Perserikatan Bangsa-Bangsa (PBB) dalam laporannya di New York, Rabu (25/1), menyebutkan pertumbuhan ekonomi global diproyeksikan melambat dari sekitar 3,0 persen pada 2022 menjadi 1,9 persen pada 2023 atau yang terendah dalam beberapa dekade terakhir.
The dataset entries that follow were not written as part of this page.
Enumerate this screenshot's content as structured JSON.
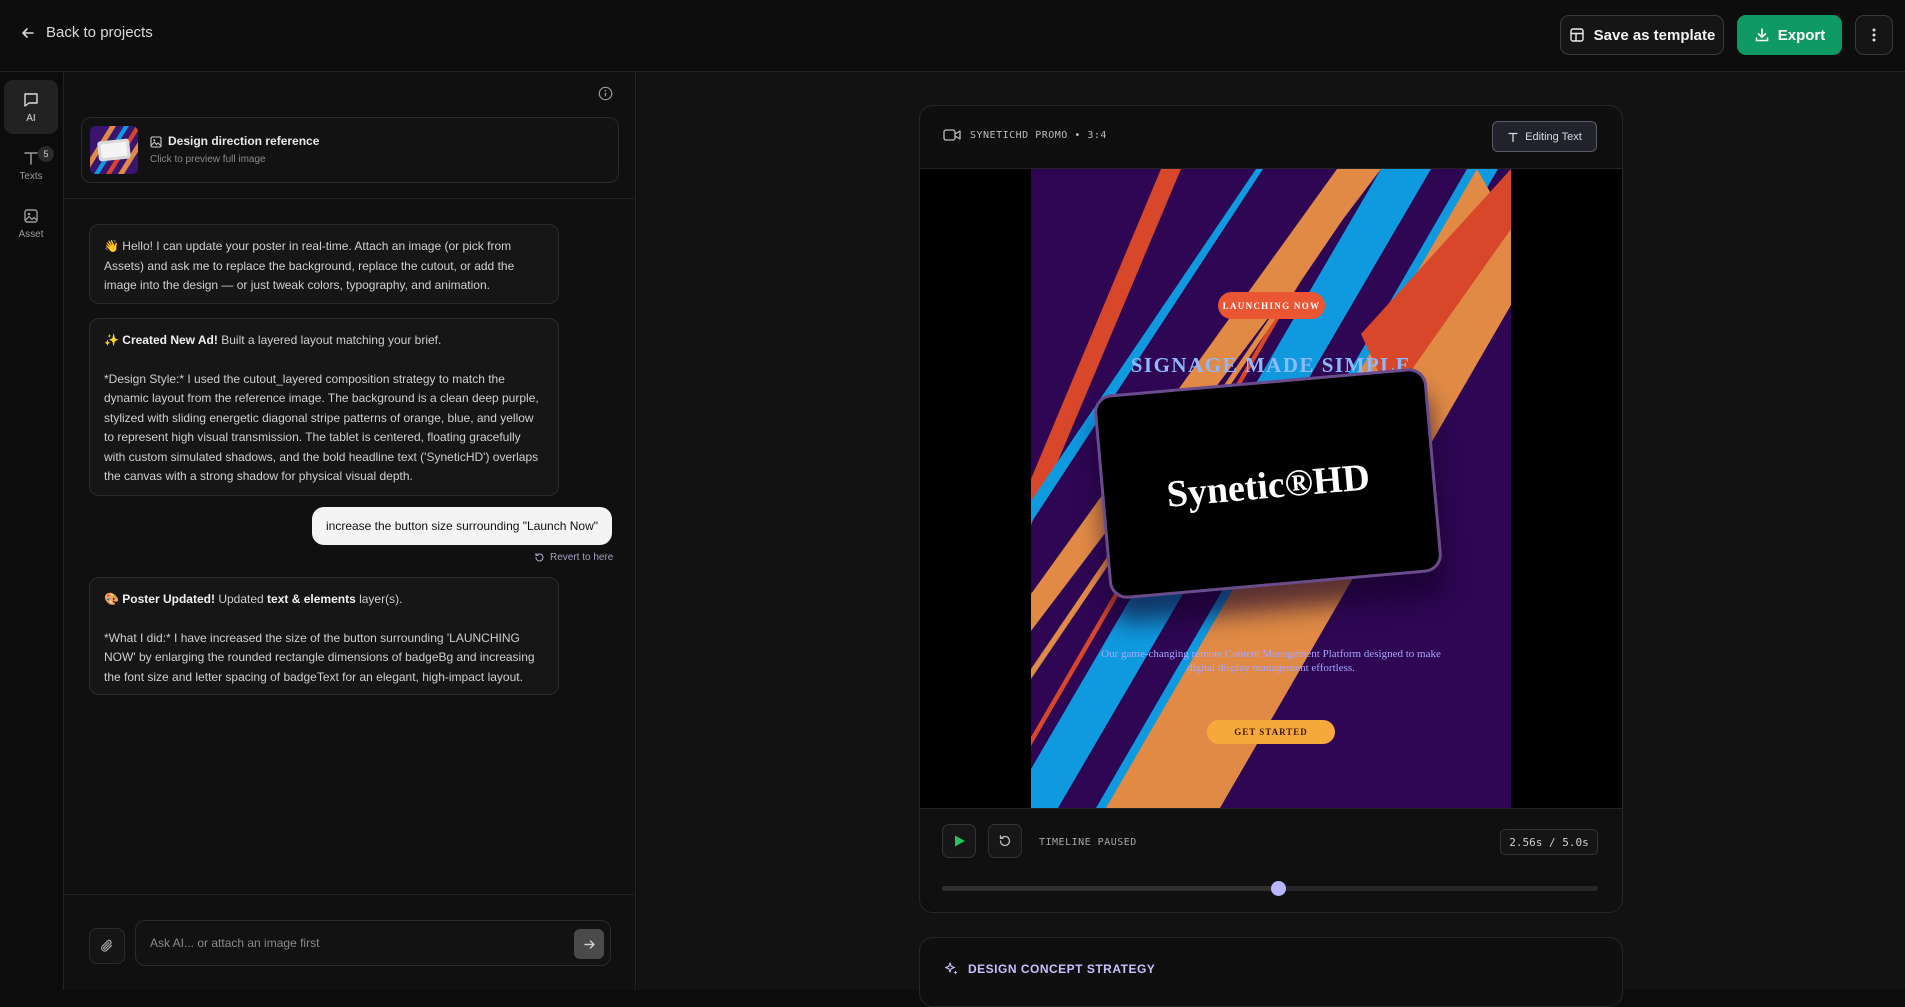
{
  "header": {
    "back_label": "Back to projects",
    "save_template_label": "Save as template",
    "export_label": "Export"
  },
  "rail": {
    "items": [
      {
        "label": "AI",
        "icon": "chat-icon",
        "active": true
      },
      {
        "label": "Texts",
        "icon": "text-icon",
        "badge": "5"
      },
      {
        "label": "Asset",
        "icon": "image-icon"
      }
    ]
  },
  "chat": {
    "reference": {
      "title": "Design direction reference",
      "subtitle": "Click to preview full image"
    },
    "messages": [
      {
        "role": "assistant",
        "emoji": "👋",
        "text": "Hello! I can update your poster in real-time. Attach an image (or pick from Assets) and ask me to replace the background, replace the cutout, or add the image into the design — or just tweak colors, typography, and animation."
      },
      {
        "role": "assistant",
        "emoji": "✨",
        "heading": "Created New Ad!",
        "text": "Built a layered layout matching your brief.",
        "detail": "*Design Style:* I used the cutout_layered composition strategy to match the dynamic layout from the reference image. The background is a clean deep purple, stylized with sliding energetic diagonal stripe patterns of orange, blue, and yellow to represent high visual transmission. The tablet is centered, floating gracefully with custom simulated shadows, and the bold headline text ('SyneticHD') overlaps the canvas with a strong shadow for physical visual depth."
      },
      {
        "role": "user",
        "text": "increase the button size surrounding \"Launch Now\""
      },
      {
        "role": "assistant",
        "emoji": "🎨",
        "heading": "Poster Updated!",
        "text_pre": "Updated",
        "text_bold": "text & elements",
        "text_post": "layer(s).",
        "detail": "*What I did:* I have increased the size of the button surrounding 'LAUNCHING NOW' by enlarging the rounded rectangle dimensions of badgeBg and increasing the font size and letter spacing of badgeText for an elegant, high-impact layout."
      }
    ],
    "revert_label": "Revert to here",
    "composer": {
      "placeholder": "Ask AI... or attach an image first"
    }
  },
  "preview": {
    "title": "SYNETICHD PROMO • 3:4",
    "editing_label": "Editing Text",
    "poster": {
      "badge": "LAUNCHING NOW",
      "headline": "SIGNAGE MADE SIMPLE",
      "tablet_text": "Synetic®HD",
      "description": "Our game-changing remote Content Management Platform designed to make digital display management effortless.",
      "cta": "GET STARTED",
      "colors": {
        "background": "#2e0653",
        "stripe_orange": "#e08a45",
        "stripe_blue": "#0f9ae0",
        "stripe_red": "#d9472b",
        "badge": "#ea5534",
        "cta": "#f6a93a"
      }
    },
    "timeline": {
      "status": "TIMELINE PAUSED",
      "current": 2.56,
      "duration": 5.0,
      "time_label": "2.56s / 5.0s"
    }
  },
  "strategy": {
    "title": "DESIGN CONCEPT STRATEGY"
  },
  "accent": {
    "export_green": "#0f9a63",
    "lavender": "#b9b5ff"
  }
}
Dalam laporan dan Prospek Ekonomi Dunia 2023, PBB memperkirakan pertumbuhan global akan meningkat secara moderat menjadi 2,7 persen pada 2024 karena beberapa hambatan ekonomi makro diperkirakan akan mulai mereda tahun depan.
Di tengah inflasi yang tinggi, pengetatan moneter yang agresif, dan ketidakpastian yang meningkat, penurunan saat ini telah memperlambat laju pemulihan ekonomi dari krisis Covid-19, mengancam beberapa negara, baik negara maju maupun berkembang dengan prospek resesi pada 2023. Momentum pertumbuhan, menurut laporan tersebut, melemah secara signifikan di Amerika Serikat (AS), Uni Eropa, dan negara maju lainnya pada 2022 sehingga berdampak buruk pada ekonomi global lainnya melalui berbagai kanal. Kondisi tersebut menunjukkan kalau pengetatan kondisi keuangan global, ditambah dengan dollar yang kuat, memperburuk kerentanan fiskal dan utang di negara-negara berkembang.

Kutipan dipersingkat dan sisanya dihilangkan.